What happened is not in doubt.  As the young woman, dressed in her white medical uniform and with her hands raised in the air, approached an injured protester, she was shot dead by an Israeli sniper.

A few days later, Israeli hasbara released a video purporting to show that al-Najjar was a Hamas dupe and Hamas human shield.  The video contained a clip from a past interview in which she is quoted as saying: “I am here on the front line and I act as a human shield.”  In fact, the Israeli video falsified al-Najjar’s words. Her actual statement was: “I’m acting as a human rescue shield to protect the injured inside the armistice line.”

If there was a news story here, it should have been headlined, “Israel Releases Doctored Video to Justify Murder of Gaza Paramedic.”

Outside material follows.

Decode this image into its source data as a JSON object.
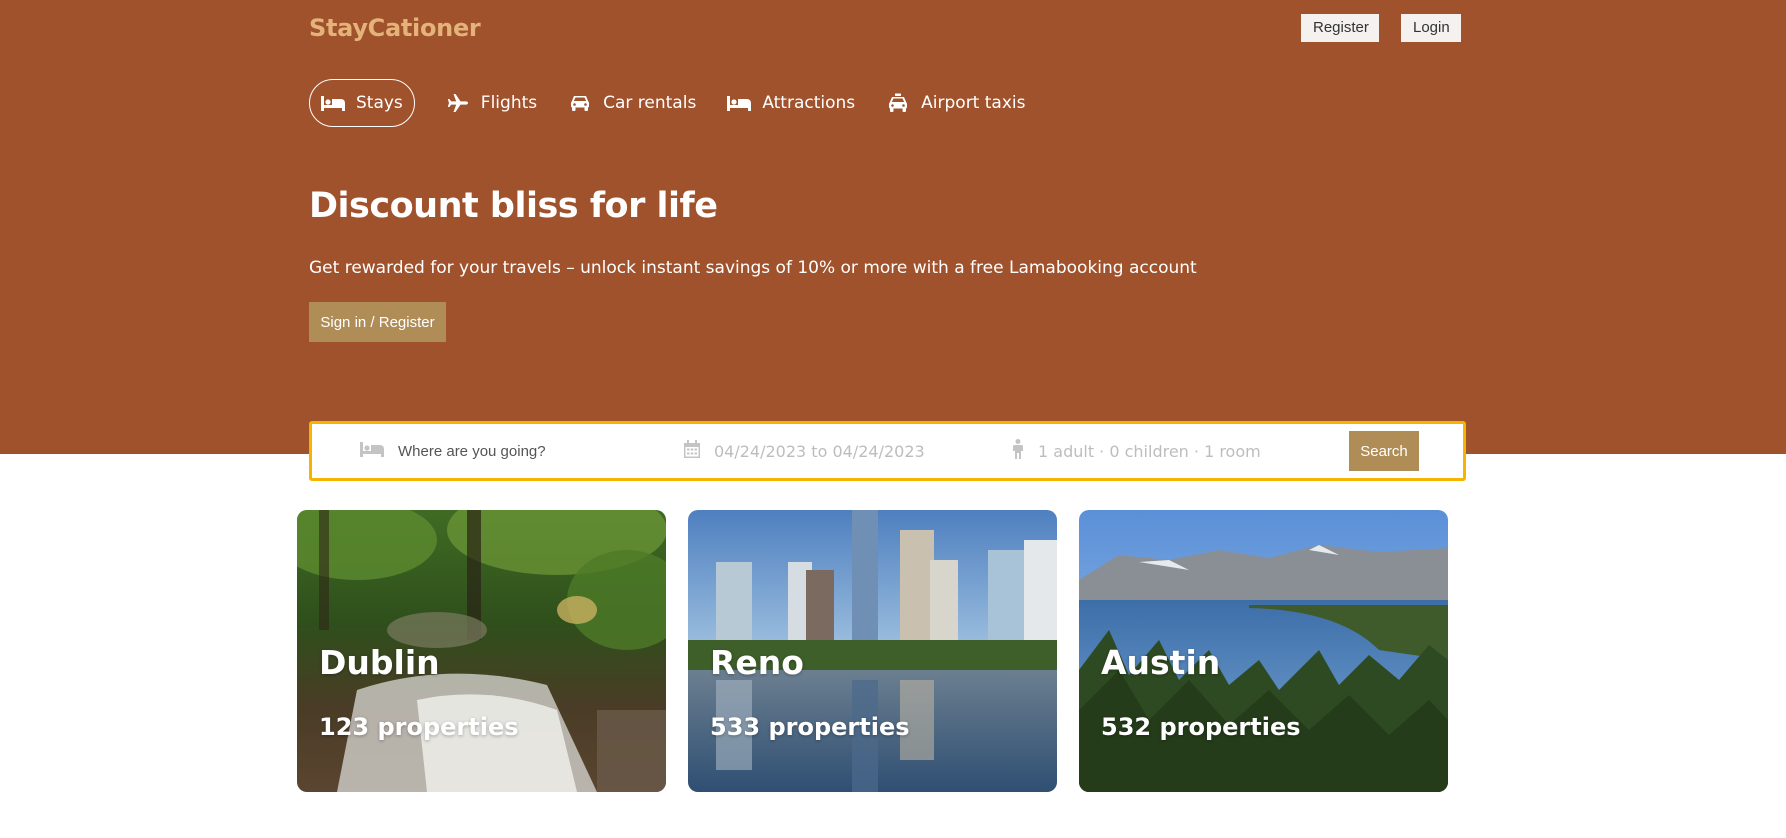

But Times reporter Herbert Buchsbaum instead deployed the Israeli video to sow doubt on the incontrovertible facts (“Israeli Video Portrays Medic Killed in Gaza as Hamas Tool,” 7 June). Even as it shocks and disgusts, still, this second assassination of Razan al-Najjar fits the standard Times template:

1)  Recast uncontroversial facts as dueling “narratives.” Buchsbaum depicts the Israeli video not as a crude falsification of al-Najjar’s interview, but as the “tightly edited” Israeli entry in “the battle over her story’s narrative,” which is then counterposed to the “version” of “Hamas officials.”

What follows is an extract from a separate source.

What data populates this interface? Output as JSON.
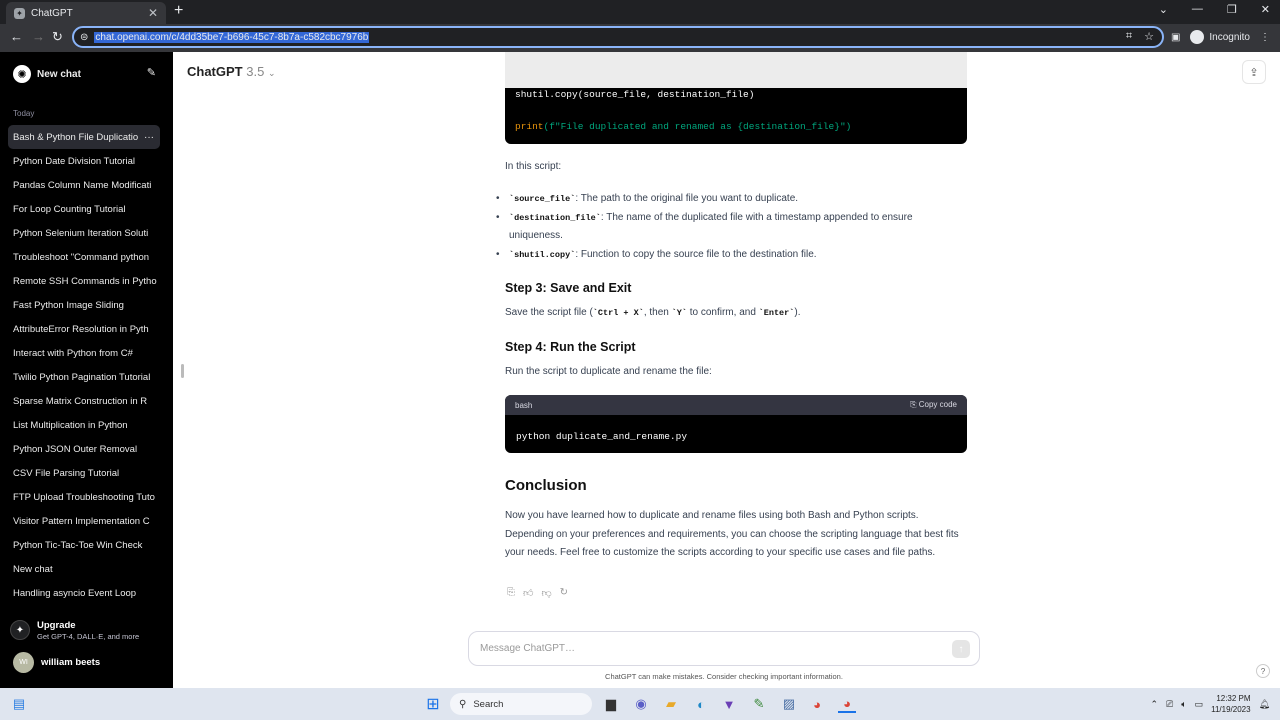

2)  Bury the critical facts deep inside the article.  Whereas Buchsbaum quotes the doctored Israeli video in the third paragraph, he strategically buries al-Najjar’s original words in the twentieth paragraph at the tail end of the article.

3)  Drag in Hamas to discredit the victim.  Buchsbaum repeatedly invokes Hamas’s wholly irrelevant name, reporting, for example, that “Hamas, the Islamist movement that rules Gaza, has portrayed her as a hero and an innocent victim of Israeli aggression.” Only Hamas sees her as a hero and an innocent victim?

After release of the doctored video, an Israeli military spokesman tweeted, “Razan al-Najjar is not the angel of mercy Hamas propaganda is making her out to be.” Faithfully echoing him, Buchsbaum broods that, although Razan al-Najjar presents “the image of fresh-faced innocence,” the reality is “more complex.” This deep thinker discerns that “While she said she saw her role as a health care worker, she also saw herself as part of the protest.”

Buchsbaum quotes this supposedly damning avowal by her: “With all my strength, will and persistence, no matter what you do to me, what dangers I’m subjected to, bullets, explosives or tear gas, I will continue on my course and journey. I will save all the injured so that they can go back and defend their land, and take back our land.”

Only in the perverted universe of the Times is it problematic to selflessly oppose one’s dispossession and incarceration.

9 June 2018

 


[*]Baruch Kimmerling, Politicide: Ariel Sharon’s War against the Palestinians(New York: 2003, p. 169).  Kimmerling was a distinguished sociologist at the Hebrew University in Jerusalem.